On Thursday, the walls of the headquarters were adorned with red, white and blue bunting and hand-printed, poster-sized calendars of volunteer shift times. The office only has eight phone lines and volunteers sat in front of laptops at cubicles making phone calls.
One of them — retiree Pat Smith — said she started volunteering at the Iowa office last week. She carried a photo she had taken with Cain on a previous visit to Iowa, and in an interview she called Cain a “moral” and “genuine” man.
“I think that they’re just trying to besmirch the man,” Smith said of the sexual harassment allegations against him. “I think he’s such a gentleman that I don’t even think he’s capable of this kind of behavior, I really don’t.”
But Smith acknowledged that during her phone banking on Thursday, Iowans she spoke with peppered her with questions about the controversy.
“That came up with every phone call,” she said. “I think there’s a concern about it, but I really think that he’s above so much of this. I don’t think it’s going to hurt him at all.”
Another volunteer Patti Spencer Burdette, a Presbyterian minister who’s been volunteering for Cain since January, called the presidential hopeful the “real deal.” She said the allegations were not hurting the former Godfather’s Pizza CEO with voters here and that Iowa Republicans were taking them “with a grain of salt.”
“Everybody wants to see the top dog be brought down, and I firmly believe that’s very much a part of it and other people wanting to get 15 minutes of fame on their own,” Burdette told ABC News. “It’s reaching people, but it’s not necessarily reaching them in such a way as they are going to start doubting the man.”
She added, “We are Iowans. We don’t get real upset about anything because we know that common sense is supposed to guide our lives.”
Tuel said the allegations that have gripped not only the campaign, but the political news cycle for the entire week will make the campaign “stronger.” In a recent Des Moines Register poll, Cain and rival Mitt Romney were running in a virtual dead heat for the lead in the Hawkeye State, less than two months before the first caucus votes are cast here.
“We have had no one mention to us that there’s anything negative about the story as it relates to Iowa voters,” Tuel said. “All of our supporters think that the story is just what it is — there’s nothing to it.

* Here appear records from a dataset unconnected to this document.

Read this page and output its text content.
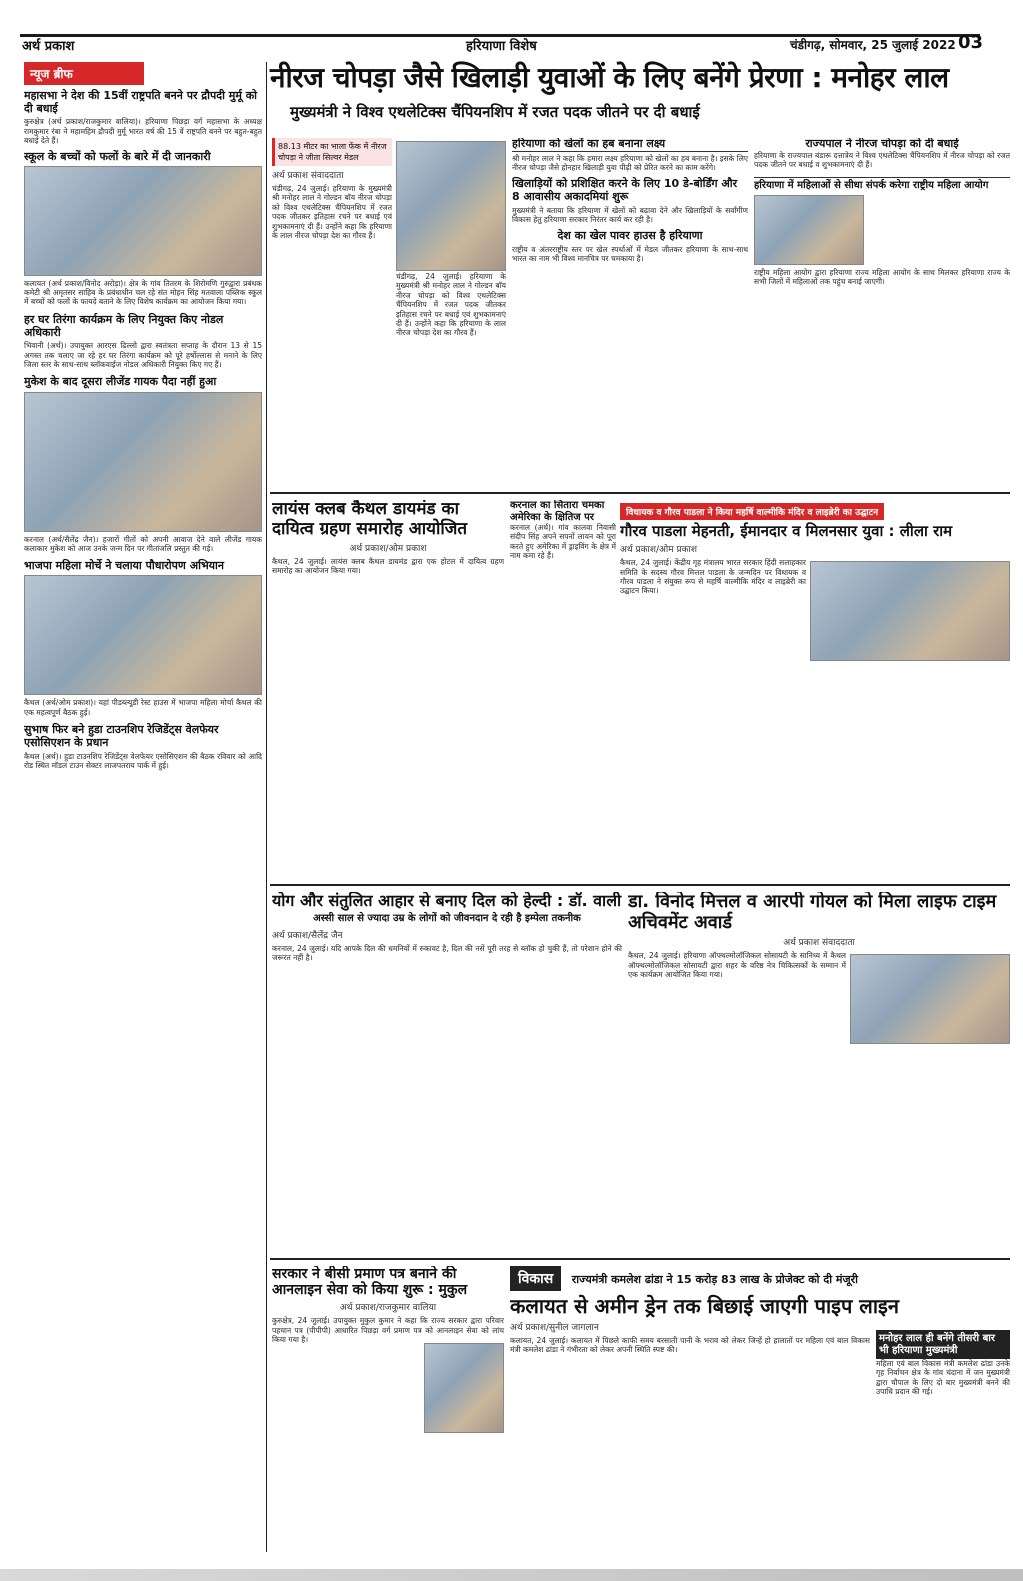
अर्थ प्रकाश	हरियाणा विशेष	चंडीगढ़, सोमवार, 25 जुलाई 2022 03
न्यूज ब्रीफ
महासभा ने देश की 15वीं राष्ट्रपति बनने पर द्रौपदी मुर्मू को दी बधाई
कुरुक्षेत्र (अर्थ प्रकाश/राजकुमार वालिया)। हरियाणा पिछड़ा वर्ग महासभा के अध्यक्ष रामकुमार रंबा ने महामहिम द्रौपदी मुर्मू भारत वर्ष की 15 वें राष्ट्रपति बनने पर बहुत-बहुत बधाई देते हैं।
स्कूल के बच्चों को फलों के बारे में दी जानकारी
कलायत (अर्थ प्रकाश/विनोद अरोड़ा)। क्षेत्र के गांव तितरम के शिरोमणि गुरुद्वारा प्रबंधक कमेटी श्री अमृतसर साहिब के प्रबंधाधीन चल रहे संत मोहन सिंह मतवाला पब्लिक स्कूल में बच्चों को फलों के फायदे बताने के लिए विशेष कार्यक्रम का आयोजन किया गया।
हर घर तिरंगा कार्यक्रम के लिए नियुक्त किए नोडल अधिकारी
भिवानी (अर्थ)। उपायुक्त आरएस ढिल्लो द्वारा स्वतंत्रता सप्ताह के दौरान 13 से 15 अगस्त तक चलाए जा रहे हर घर तिरंगा कार्यक्रम को पूरे हर्षोल्लास से मनाने के लिए जिला स्तर के साथ-साथ ब्लॉकवाईज नोडल अधिकारी नियुक्त किए गए हैं।
मुकेश के बाद दूसरा लीजेंड गायक पैदा नहीं हुआ
करनाल (अर्थ/सैलेंद्र जैन)। हजारों गीतों को अपनी आवाज देने वाले लीजेंड गायक कलाकार मुकेश को आज उनके जन्म दिन पर गीतांजलि प्रस्तुत की गई।
भाजपा महिला मोर्चे ने चलाया पौधारोपण अभियान
कैथल (अर्थ/ओम प्रकाश)। यहां पीडब्ल्यूडी रेस्ट हाउस में भाजपा महिला मोर्चा कैथल की एक महत्वपूर्ण बैठक हुई।
सुभाष फिर बने हुडा टाउनशिप रेजिडेंट्स वेलफेयर एसोसिएशन के प्रधान
कैथल (अर्थ)। हुडा टाउनशिप रेजिडेंट्स वेलफेयर एसोसिएशन की बैठक रविवार को आदि रोड स्थित मॉडल टाउन सेक्टर लाजपतराय पार्क में हुई।
नीरज चोपड़ा जैसे खिलाड़ी युवाओं के लिए बनेंगे प्रेरणा : मनोहर लाल
मुख्यमंत्री ने विश्व एथलेटिक्स चैंपियनशिप में रजत पदक जीतने पर दी बधाई
88.13 मीटर का भाला फेंक में नीरज चोपड़ा ने जीता सिल्वर मेडल
अर्थ प्रकाश संवाददाता
चंडीगढ़, 24 जुलाई। हरियाणा के मुख्यमंत्री श्री मनोहर लाल ने गोल्डन बॉय नीरज चोपड़ा को विश्व एथलेटिक्स चैंपियनशिप में रजत पदक जीतकर इतिहास रचने पर बधाई एवं शुभकामनाएं दी हैं। उन्होंने कहा कि हरियाणा के लाल नीरज चोपड़ा देश का गौरव हैं।
चंडीगढ़, 24 जुलाई। हरियाणा के मुख्यमंत्री श्री मनोहर लाल ने गोल्डन बॉय नीरज चोपड़ा को विश्व एथलेटिक्स चैंपियनशिप में रजत पदक जीतकर इतिहास रचने पर बधाई एवं शुभकामनाएं दी हैं। उन्होंने कहा कि हरियाणा के लाल नीरज चोपड़ा देश का गौरव हैं।
हरियाणा को खेलों का हब बनाना लक्ष्य
श्री मनोहर लाल ने कहा कि हमारा लक्ष्य हरियाणा को खेलों का हब बनाना है। इसके लिए नीरज चोपड़ा जैसे होनहार खिलाड़ी युवा पीढ़ी को प्रेरित करने का काम करेंगे।
खिलाड़ियों को प्रशिक्षित करने के लिए 10 डे-बोर्डिंग और 8 आवासीय अकादमियां शुरू
मुख्यमंत्री ने बताया कि हरियाणा में खेलों को बढ़ावा देने और खिलाड़ियों के सर्वांगीण विकास हेतु हरियाणा सरकार निरंतर कार्य कर रही है।
देश का खेल पावर हाउस है हरियाणा
राष्ट्रीय व अंतरराष्ट्रीय स्तर पर खेल स्पर्धाओं में मेडल जीतकर हरियाणा के साथ-साथ भारत का नाम भी विश्व मानचित्र पर चमकाया है।
राज्यपाल ने नीरज चोपड़ा को दी बधाई
हरियाणा के राज्यपाल बंडारू दत्तात्रेय ने विश्व एथलेटिक्स चैंपियनशिप में नीरज चोपड़ा को रजत पदक जीतने पर बधाई व शुभकामनाएं दी हैं।
हरियाणा में महिलाओं से सीधा संपर्क करेगा राष्ट्रीय महिला आयोग
राष्ट्रीय महिला आयोग द्वारा हरियाणा राज्य महिला आयोग के साथ मिलकर हरियाणा राज्य के सभी जिलों में महिलाओं तक पहुंच बनाई जाएगी।
लायंस क्लब कैथल डायमंड का दायित्व ग्रहण समारोह आयोजित
अर्थ प्रकाश/ओम प्रकाश
कैथल, 24 जुलाई। लायंस क्लब कैथल डायमंड द्वारा एक होटल में दायित्व ग्रहण समारोह का आयोजन किया गया।
करनाल का सितारा चमका अमेरिका के क्षितिज पर
करनाल (अर्थ)। गांव कालवा निवासी संदीप सिंह अपने सपनों लायन को पूरा करते हुए अमेरिका में ड्राइविंग के क्षेत्र में नाम कमा रहे हैं।
विधायक व गौरव पाडला ने किया महर्षि वाल्मीकि मंदिर व लाइब्रेरी का उद्घाटन
गौरव पाडला मेहनती, ईमानदार व मिलनसार युवा : लीला राम
अर्थ प्रकाश/ओम प्रकाश
कैथल, 24 जुलाई। केंद्रीय गृह मंत्रालय भारत सरकार हिंदी सलाहकार समिति के सदस्य गौरव मित्तल पाडला के जन्मदिन पर विधायक व गौरव पाडला ने संयुक्त रूप से महर्षि वाल्मीकि मंदिर व लाइब्रेरी का उद्घाटन किया।
योग और संतुलित आहार से बनाए दिल को हेल्दी : डॉ. वाली
अस्सी साल से ज्यादा उम्र के लोगों को जीवनदान दे रही है इम्पेला तकनीक
अर्थ प्रकाश/सैलेंद्र जैन
करनाल, 24 जुलाई। यदि आपके दिल की धमनियों में रुकावट है, दिल की नसें पूरी तरह से ब्लॉक हो चुकी हैं, तो परेशान होने की जरूरत नहीं है।
डा. विनोद मित्तल व आरपी गोयल को मिला लाइफ टाइम अचिवमेंट अवार्ड
अर्थ प्रकाश संवाददाता
कैथल, 24 जुलाई। हरियाणा ऑफ्थल्मोलॉजिकल सोसायटी के सानिध्य में कैथल ऑफ्थल्मोलॉजिकल सोसायटी द्वारा शहर के वरिष्ठ नेत्र चिकित्सकों के सम्मान में एक कार्यक्रम आयोजित किया गया।
सरकार ने बीसी प्रमाण पत्र बनाने की आनलाइन सेवा को किया शुरू : मुकुल
अर्थ प्रकाश/राजकुमार वालिया
कुरुक्षेत्र, 24 जुलाई। उपायुक्त मुकुल कुमार ने कहा कि राज्य सरकार द्वारा परिवार पहचान पत्र (पीपीपी) आधारित पिछड़ा वर्ग प्रमाण पत्र को आनलाइन सेवा को लांच किया गया है।
विकास राज्यमंत्री कमलेश ढांडा ने 15 करोड़ 83 लाख के प्रोजेक्ट को दी मंजूरी
कलायत से अमीन ड्रेन तक बिछाई जाएगी पाइप लाइन
अर्थ प्रकाश/सुनील जागलान
कलायत, 24 जुलाई। कलायत में पिछले काफी समय बरसाती पानी के भराव को लेकर जिन्हें हो हालातों पर महिला एवं बाल विकास मंत्री कमलेश ढांडा ने गंभीरता को लेकर अपनी स्थिति स्पष्ट की।
मनोहर लाल ही बनेंगे तीसरी बार भी हरियाणा मुख्यमंत्री
महिला एवं बाल विकास मंत्री कमलेश ढांडा उनके गृह निर्वाचन क्षेत्र के गांव चंदाना में जन मुख्यमंत्री द्वारा चौपाल के लिए दो बार मुख्यमंत्री बनने की उपाधि प्रदान की गई।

The bottom line is these people really have come out and supported Mr. Cain, perhaps a little bit because of the story but also because now is the time to get behind your candidate and that’s what they’re doing.”

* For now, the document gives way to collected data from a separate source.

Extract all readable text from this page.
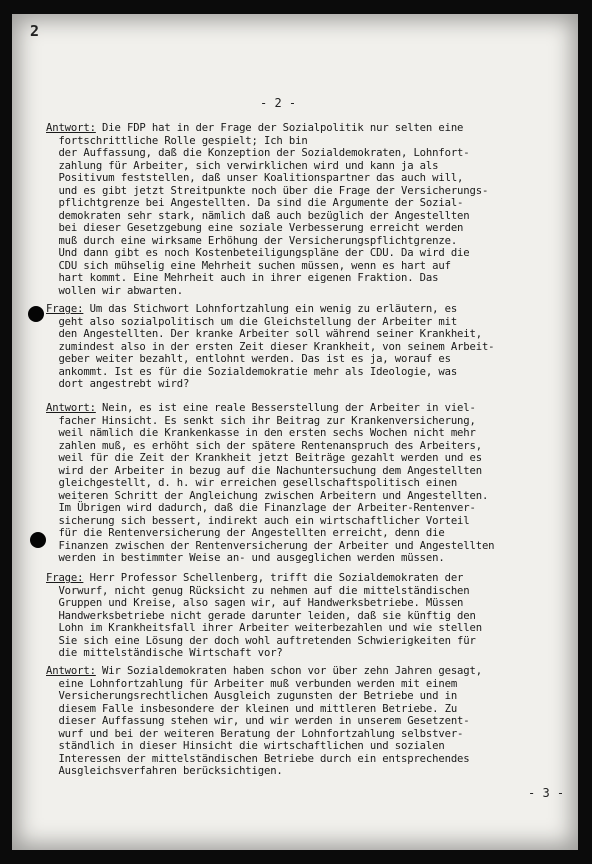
2
- 2 -
Antwort: Die FDP hat in der Frage der Sozialpolitik nur selten eine
fortschrittliche Rolle gespielt; Ich bin
der Auffassung, daß die Konzeption der Sozialdemokraten, Lohnfort-
zahlung für Arbeiter, sich verwirklichen wird und kann ja als
Positivum feststellen, daß unser Koalitionspartner das auch will,
und es gibt jetzt Streitpunkte noch über die Frage der Versicherungs-
pflichtgrenze bei Angestellten. Da sind die Argumente der Sozial-
demokraten sehr stark, nämlich daß auch bezüglich der Angestellten
bei dieser Gesetzgebung eine soziale Verbesserung erreicht werden
muß durch eine wirksame Erhöhung der Versicherungspflichtgrenze.
Und dann gibt es noch Kostenbeteiligungspläne der CDU. Da wird die
CDU sich mühselig eine Mehrheit suchen müssen, wenn es hart auf
hart kommt. Eine Mehrheit auch in ihrer eigenen Fraktion. Das
wollen wir abwarten.
Frage: Um das Stichwort Lohnfortzahlung ein wenig zu erläutern, es
geht also sozialpolitisch um die Gleichstellung der Arbeiter mit
den Angestellten. Der kranke Arbeiter soll während seiner Krankheit,
zumindest also in der ersten Zeit dieser Krankheit, von seinem Arbeit-
geber weiter bezahlt, entlohnt werden. Das ist es ja, worauf es
ankommt. Ist es für die Sozialdemokratie mehr als Ideologie, was
dort angestrebt wird?
Antwort: Nein, es ist eine reale Besserstellung der Arbeiter in viel-
facher Hinsicht. Es senkt sich ihr Beitrag zur Krankenversicherung,
weil nämlich die Krankenkasse in den ersten sechs Wochen nicht mehr
zahlen muß, es erhöht sich der spätere Rentenanspruch des Arbeiters,
weil für die Zeit der Krankheit jetzt Beiträge gezahlt werden und es
wird der Arbeiter in bezug auf die Nachuntersuchung dem Angestellten
gleichgestellt, d. h. wir erreichen gesellschaftspolitisch einen
weiteren Schritt der Angleichung zwischen Arbeitern und Angestellten.
Im Übrigen wird dadurch, daß die Finanzlage der Arbeiter-Rentenver-
sicherung sich bessert, indirekt auch ein wirtschaftlicher Vorteil
für die Rentenversicherung der Angestellten erreicht, denn die
Finanzen zwischen der Rentenversicherung der Arbeiter und Angestellten
werden in bestimmter Weise an- und ausgeglichen werden müssen.
Frage: Herr Professor Schellenberg, trifft die Sozialdemokraten der
Vorwurf, nicht genug Rücksicht zu nehmen auf die mittelständischen
Gruppen und Kreise, also sagen wir, auf Handwerksbetriebe. Müssen
Handwerksbetriebe nicht gerade darunter leiden, daß sie künftig den
Lohn im Krankheitsfall ihrer Arbeiter weiterbezahlen und wie stellen
Sie sich eine Lösung der doch wohl auftretenden Schwierigkeiten für
die mittelständische Wirtschaft vor?
Antwort: Wir Sozialdemokraten haben schon vor über zehn Jahren gesagt,
eine Lohnfortzahlung für Arbeiter muß verbunden werden mit einem
Versicherungsrechtlichen Ausgleich zugunsten der Betriebe und in
diesem Falle insbesondere der kleinen und mittleren Betriebe. Zu
dieser Auffassung stehen wir, und wir werden in unserem Gesetzent-
wurf und bei der weiteren Beratung der Lohnfortzahlung selbstver-
ständlich in dieser Hinsicht die wirtschaftlichen und sozialen
Interessen der mittelständischen Betriebe durch ein entsprechendes
Ausgleichsverfahren berücksichtigen.
- 3 -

Earlier this week, Cain’s Iowa State Chairman, Steve Grubbs, tweeted that the campaign signed more than three dozen new precinct captains in one day. And Cain campaign officials here said they were planning to open two other satellite offices — one in Council Bluffs and another in Cedar Rapids — between now and the Jan. 3 Caucuses. The campaign only has a handful of paid staff in the state.
Also this week the campaign launched its “Iowa Fund” — a challenge to raise $999,000 before Nov. 9. Late Thursday the campaign announced it had already collected more than $250,000 toward that goal.
Cain’s communications director Lisa Lockwood, who used to work for Iowa Gov. Terry Branstad, said she thinks the accusations against her boss are only bubbling up now that he is at the top of the polls.
“The further ahead in the polls he gets the bigger the target gets and the more ammo they try to throw at him,” she said.
A national ABC News poll released on Friday showed that Cain remains a top contender for the Republican nomination. Cain was just one percentage point behind Romney, 23 percent to 24 percent.
“I don’t see Mr. Cain being in any way any kind of a threat, making any woman uncomfortable,” Lockwood told ABC News. “He’s a friendly guy. It’s — I was skeptical about it because now that he is becoming nationally known, all of a sudden this has been dredged up from, what, 12, 15 years ago. The timing of it is, I think, odd.”